Le texte "définitif" remis par le patronat jeudi 26 novembre ajoute des précisions sur la mise en place du télétravail en situation de crise (pandémie, catastrophes naturelles, destruction des locaux d'une entreprise) ou encore sur la prise en charge des frais.

Portant aussi sur le télétravail classique, il est censé compléter le précédent ANI, signé en 2005.

La CFDT, Force ouvrière et la CFTC ont annoncé dans l'après-midi avoir obtenu le feu vert de leurs instances respectives pour signer le document. La CFE-CGC a jusqu'au 23 décembre pour le faire.

Louant "un texte opérationnel", M. Mongon a listé quelques "points importants", comme le double volontariat (de l'employeur et du salarié) ou la réversibilité - qui permet à un salarié de revenir sur son lieu de travail si le télétravail ne lui convient pas -, qui existaient pourtant déjà dans l'ANI 2005.
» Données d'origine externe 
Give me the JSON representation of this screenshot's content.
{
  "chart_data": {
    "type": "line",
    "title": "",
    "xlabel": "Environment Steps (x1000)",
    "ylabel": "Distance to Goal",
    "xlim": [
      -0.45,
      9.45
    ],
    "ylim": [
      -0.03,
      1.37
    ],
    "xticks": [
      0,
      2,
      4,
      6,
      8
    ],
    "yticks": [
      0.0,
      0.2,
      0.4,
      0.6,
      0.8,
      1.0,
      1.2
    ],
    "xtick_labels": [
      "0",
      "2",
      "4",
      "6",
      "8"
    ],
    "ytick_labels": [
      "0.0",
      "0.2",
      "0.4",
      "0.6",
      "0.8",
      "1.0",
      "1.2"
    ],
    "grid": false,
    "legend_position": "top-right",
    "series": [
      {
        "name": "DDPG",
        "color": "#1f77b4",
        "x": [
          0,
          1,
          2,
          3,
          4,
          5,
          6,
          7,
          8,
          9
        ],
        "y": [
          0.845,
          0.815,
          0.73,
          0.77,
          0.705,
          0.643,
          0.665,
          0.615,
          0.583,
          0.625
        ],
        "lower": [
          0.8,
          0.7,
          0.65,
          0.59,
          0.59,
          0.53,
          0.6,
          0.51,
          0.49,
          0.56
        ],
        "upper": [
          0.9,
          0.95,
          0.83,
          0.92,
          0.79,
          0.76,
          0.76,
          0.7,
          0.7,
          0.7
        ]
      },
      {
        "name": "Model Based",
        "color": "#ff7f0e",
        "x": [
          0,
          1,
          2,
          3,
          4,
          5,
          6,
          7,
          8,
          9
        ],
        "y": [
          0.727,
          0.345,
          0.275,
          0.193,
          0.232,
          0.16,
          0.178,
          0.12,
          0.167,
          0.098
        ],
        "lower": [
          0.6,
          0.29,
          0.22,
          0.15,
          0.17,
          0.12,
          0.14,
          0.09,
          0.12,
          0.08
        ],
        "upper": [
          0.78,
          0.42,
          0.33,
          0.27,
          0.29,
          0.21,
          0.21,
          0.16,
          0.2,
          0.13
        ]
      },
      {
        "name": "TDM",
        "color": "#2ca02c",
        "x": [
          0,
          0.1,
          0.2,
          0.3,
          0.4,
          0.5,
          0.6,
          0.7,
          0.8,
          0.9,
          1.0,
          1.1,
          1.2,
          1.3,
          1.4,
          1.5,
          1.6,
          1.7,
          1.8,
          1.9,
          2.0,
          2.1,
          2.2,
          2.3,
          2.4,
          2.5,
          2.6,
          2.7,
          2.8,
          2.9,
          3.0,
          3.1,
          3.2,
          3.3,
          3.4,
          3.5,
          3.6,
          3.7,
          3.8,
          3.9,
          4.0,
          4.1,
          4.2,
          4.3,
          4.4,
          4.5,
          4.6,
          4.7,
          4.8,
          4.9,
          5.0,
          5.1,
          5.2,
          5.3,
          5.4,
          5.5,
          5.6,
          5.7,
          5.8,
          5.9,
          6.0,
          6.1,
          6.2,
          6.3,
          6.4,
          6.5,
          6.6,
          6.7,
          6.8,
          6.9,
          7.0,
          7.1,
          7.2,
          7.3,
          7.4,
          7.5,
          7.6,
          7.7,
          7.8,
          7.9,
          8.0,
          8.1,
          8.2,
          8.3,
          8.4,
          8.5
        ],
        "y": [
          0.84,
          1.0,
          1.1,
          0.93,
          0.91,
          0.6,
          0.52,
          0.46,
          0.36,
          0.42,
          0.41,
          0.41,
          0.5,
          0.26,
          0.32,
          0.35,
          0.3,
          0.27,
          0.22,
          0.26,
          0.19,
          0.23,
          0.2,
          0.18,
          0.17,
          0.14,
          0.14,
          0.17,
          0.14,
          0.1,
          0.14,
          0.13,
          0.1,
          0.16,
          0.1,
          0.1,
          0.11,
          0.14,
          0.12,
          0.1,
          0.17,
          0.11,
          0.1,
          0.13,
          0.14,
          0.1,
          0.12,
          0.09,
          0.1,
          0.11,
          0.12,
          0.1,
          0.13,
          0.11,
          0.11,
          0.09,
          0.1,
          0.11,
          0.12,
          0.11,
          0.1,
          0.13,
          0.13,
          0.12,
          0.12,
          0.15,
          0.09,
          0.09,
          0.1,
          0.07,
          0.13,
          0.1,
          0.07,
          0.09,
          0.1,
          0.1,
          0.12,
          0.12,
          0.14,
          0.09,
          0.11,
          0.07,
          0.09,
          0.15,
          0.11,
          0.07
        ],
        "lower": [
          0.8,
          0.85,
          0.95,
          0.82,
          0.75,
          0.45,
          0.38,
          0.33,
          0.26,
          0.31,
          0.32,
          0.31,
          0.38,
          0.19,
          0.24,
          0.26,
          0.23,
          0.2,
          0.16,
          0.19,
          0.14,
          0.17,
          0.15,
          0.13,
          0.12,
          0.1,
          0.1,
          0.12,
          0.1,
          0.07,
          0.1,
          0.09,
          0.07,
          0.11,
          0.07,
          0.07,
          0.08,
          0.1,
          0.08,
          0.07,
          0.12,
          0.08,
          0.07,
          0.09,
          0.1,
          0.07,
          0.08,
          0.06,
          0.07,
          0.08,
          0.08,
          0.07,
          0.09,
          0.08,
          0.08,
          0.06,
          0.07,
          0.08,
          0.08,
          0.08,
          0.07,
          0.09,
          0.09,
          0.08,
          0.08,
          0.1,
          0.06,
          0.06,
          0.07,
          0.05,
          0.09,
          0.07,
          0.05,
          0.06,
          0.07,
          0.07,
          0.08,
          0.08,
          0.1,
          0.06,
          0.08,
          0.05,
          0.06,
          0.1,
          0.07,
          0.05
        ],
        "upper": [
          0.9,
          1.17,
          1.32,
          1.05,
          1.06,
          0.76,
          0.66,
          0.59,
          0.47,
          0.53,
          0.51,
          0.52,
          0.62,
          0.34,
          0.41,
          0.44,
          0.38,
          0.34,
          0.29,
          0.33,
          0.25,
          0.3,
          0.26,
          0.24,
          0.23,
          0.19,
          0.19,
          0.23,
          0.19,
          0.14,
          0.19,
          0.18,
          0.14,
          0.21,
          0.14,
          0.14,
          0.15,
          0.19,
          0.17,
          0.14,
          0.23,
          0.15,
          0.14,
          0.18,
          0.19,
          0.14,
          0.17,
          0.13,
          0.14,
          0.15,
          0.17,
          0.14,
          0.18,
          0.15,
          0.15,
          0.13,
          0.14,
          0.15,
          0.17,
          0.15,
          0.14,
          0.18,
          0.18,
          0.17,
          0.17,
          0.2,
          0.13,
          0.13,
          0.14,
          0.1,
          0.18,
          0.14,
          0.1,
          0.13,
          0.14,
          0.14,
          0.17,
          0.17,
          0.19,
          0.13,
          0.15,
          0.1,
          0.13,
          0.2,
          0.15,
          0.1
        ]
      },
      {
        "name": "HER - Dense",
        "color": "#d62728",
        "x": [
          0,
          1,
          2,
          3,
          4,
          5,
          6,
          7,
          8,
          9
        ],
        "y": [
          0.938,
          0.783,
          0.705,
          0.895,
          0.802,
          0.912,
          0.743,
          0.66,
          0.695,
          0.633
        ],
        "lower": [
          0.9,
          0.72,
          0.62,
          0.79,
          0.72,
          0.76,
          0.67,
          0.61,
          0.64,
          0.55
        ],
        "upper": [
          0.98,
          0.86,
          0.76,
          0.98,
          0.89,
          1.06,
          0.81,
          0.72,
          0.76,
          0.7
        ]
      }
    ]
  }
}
Ce texte est-il contraignant ? Le patronat s'était fixé l'objectif, contesté par les syndicats, de rendre ce texte "ni normatif ni prescriptif".
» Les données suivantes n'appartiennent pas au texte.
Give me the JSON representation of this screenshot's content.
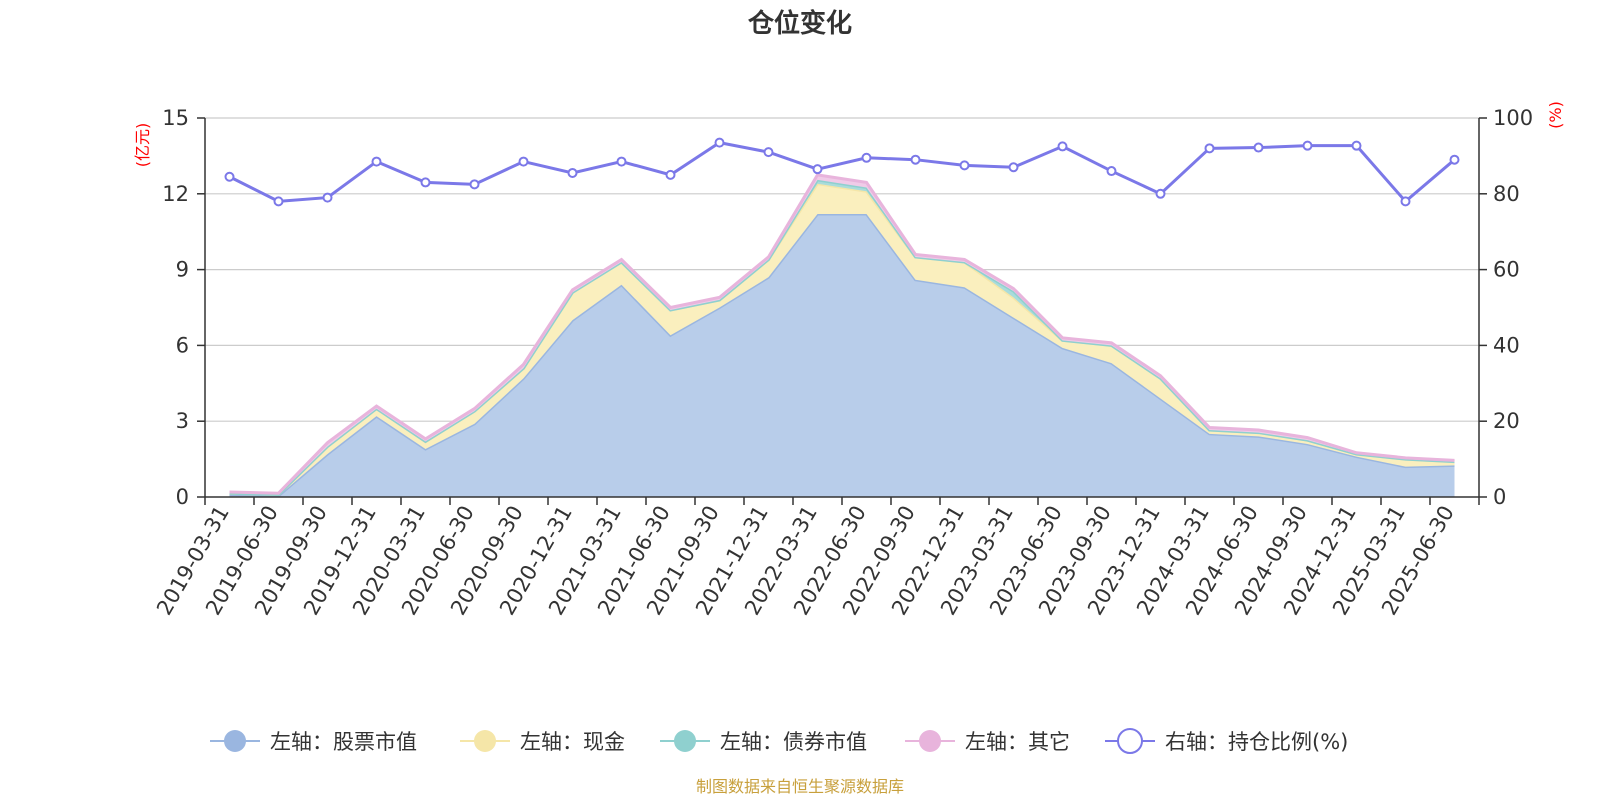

Un ANI "par définition, lorsqu'il est signé par une majorité d'organisations professionnelles et patronales est un accord qui s'installe dans le paysage juridique des entreprises et du pays", a-t-il souligné. "À ce titre, ça devient un accord de référence et qui a vocation à être étendu" par la loi, a ajouté M. Mongon.

Or, c'est sur ce point que la CGT continue de focaliser ses critiques. Les autres organisations n'en font plus un casus belli, mais la gêne est palpable.
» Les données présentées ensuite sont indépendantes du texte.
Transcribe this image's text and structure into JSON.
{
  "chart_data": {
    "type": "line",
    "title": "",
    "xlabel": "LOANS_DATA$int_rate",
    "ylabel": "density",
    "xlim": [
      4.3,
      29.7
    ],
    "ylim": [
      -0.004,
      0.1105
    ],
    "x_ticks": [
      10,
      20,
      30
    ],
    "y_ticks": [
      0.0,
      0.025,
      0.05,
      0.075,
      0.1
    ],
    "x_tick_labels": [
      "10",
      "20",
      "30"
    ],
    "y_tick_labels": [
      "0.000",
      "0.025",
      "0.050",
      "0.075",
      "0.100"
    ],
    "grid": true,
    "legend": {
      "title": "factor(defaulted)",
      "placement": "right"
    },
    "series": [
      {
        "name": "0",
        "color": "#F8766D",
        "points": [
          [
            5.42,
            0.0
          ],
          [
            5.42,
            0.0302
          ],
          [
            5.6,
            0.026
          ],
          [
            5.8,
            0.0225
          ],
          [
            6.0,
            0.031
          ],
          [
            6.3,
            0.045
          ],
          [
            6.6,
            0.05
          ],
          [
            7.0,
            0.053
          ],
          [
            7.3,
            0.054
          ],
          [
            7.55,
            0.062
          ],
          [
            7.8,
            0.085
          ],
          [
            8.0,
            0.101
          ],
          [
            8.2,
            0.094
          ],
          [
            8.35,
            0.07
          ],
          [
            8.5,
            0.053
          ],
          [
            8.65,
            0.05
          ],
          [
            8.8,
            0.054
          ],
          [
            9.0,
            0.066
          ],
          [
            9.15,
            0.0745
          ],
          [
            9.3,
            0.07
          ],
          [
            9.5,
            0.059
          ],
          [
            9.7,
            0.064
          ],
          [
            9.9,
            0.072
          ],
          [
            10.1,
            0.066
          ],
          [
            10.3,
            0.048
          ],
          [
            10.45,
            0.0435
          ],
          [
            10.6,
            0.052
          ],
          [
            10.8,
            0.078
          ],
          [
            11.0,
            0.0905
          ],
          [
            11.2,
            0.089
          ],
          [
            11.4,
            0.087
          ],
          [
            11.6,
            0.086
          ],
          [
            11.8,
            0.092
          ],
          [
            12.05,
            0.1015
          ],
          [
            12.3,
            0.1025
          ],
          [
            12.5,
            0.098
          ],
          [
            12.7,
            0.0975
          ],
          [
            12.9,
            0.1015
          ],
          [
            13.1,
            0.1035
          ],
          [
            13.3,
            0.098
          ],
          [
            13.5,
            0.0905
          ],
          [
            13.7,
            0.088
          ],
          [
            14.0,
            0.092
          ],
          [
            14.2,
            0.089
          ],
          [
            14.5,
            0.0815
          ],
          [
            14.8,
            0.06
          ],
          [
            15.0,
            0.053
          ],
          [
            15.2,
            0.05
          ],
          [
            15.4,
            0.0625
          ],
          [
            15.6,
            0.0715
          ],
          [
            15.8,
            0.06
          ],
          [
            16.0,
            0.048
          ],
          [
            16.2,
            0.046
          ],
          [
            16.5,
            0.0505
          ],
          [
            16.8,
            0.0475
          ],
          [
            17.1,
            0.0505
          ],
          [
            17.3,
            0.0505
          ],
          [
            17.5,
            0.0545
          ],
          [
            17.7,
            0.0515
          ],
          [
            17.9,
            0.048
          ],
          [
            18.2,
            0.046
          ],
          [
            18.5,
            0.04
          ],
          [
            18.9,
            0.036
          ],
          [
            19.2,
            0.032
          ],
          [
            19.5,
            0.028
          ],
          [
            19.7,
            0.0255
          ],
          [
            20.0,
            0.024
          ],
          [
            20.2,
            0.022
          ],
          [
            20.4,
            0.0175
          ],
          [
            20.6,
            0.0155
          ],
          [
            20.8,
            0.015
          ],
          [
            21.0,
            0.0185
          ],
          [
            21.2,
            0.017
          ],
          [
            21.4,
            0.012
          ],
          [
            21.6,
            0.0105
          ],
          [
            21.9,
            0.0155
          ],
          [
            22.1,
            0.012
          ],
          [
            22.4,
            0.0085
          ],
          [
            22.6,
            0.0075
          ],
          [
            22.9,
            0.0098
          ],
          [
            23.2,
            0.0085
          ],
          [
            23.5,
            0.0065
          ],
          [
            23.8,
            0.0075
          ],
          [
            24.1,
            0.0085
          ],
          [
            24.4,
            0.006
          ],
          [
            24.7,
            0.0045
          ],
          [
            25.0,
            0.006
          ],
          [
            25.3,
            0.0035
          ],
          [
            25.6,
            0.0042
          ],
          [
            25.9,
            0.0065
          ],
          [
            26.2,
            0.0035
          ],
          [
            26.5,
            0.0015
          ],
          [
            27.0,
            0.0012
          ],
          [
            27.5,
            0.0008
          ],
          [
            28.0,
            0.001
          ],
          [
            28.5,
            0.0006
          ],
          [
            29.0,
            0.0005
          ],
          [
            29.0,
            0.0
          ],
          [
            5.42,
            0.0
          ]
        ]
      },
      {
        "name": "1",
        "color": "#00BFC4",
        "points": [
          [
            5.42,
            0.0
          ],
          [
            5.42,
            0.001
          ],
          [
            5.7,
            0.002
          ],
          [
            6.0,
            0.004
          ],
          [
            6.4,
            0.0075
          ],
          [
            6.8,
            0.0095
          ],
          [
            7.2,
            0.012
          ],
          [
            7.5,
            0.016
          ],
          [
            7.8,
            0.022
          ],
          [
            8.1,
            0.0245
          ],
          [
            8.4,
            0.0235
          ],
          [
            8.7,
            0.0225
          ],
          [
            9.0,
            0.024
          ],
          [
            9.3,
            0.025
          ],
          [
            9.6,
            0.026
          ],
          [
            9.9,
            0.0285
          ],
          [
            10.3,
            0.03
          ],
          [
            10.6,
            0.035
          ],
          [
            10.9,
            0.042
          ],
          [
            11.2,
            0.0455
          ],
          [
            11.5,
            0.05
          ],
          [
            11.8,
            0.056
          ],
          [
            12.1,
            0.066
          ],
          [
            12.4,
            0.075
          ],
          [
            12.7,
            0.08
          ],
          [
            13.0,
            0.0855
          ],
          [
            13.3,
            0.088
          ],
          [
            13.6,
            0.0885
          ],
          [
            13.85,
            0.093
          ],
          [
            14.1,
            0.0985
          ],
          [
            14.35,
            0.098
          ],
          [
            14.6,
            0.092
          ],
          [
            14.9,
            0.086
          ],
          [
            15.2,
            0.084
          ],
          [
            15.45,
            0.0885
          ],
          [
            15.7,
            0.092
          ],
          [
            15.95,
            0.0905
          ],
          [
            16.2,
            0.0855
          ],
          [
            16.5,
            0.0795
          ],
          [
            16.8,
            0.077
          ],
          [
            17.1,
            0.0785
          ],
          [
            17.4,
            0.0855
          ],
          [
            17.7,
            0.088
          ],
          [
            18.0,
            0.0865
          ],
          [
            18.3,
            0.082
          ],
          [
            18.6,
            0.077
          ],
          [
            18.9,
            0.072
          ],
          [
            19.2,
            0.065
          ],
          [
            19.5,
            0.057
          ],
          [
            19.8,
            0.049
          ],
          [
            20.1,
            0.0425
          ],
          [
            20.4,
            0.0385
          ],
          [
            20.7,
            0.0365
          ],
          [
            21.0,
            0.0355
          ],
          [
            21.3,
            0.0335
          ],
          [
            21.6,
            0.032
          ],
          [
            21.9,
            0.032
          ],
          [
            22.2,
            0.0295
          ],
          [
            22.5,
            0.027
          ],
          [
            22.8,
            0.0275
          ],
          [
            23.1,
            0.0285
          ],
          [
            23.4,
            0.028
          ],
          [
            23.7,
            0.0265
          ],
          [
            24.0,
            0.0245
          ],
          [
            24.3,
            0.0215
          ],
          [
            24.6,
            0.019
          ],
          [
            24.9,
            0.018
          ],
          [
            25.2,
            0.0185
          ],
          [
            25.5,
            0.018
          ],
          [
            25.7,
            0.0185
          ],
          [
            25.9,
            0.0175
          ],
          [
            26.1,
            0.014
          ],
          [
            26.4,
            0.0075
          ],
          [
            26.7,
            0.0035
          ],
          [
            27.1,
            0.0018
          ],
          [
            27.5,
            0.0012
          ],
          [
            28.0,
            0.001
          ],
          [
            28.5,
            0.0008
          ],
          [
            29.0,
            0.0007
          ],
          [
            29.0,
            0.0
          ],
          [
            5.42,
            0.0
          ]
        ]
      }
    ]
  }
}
"Cet accord n'est ni normatif ni prescriptif, mais pour autant, il présente un cadre intéressant pour les négociateurs dans les entreprises", a déclaré Catherine Pinchaut (CFDT), expliquant lors d'un point presse qu'on était "plus dans la recommandation que dans l'obligation formelle".

"Prescriptif ou normatif, c'est de la com. À partir du moment où on débouche sur un accord, il a une valeur normative", a balayé Yves Veyrier, le secrétaire général de FO.

"Base unifiée solide"

Le patronat a revu sa copie quatre fois en moins d'une semaine pour arriver à convaincre les syndicats qui voyaient dans le projet surtout "des reculs" pour les salariés. Mais faute d'accord, le gouvernement se serait chargé de légiférer, certains voyant cette éventuelle reprise en main comme "un échec".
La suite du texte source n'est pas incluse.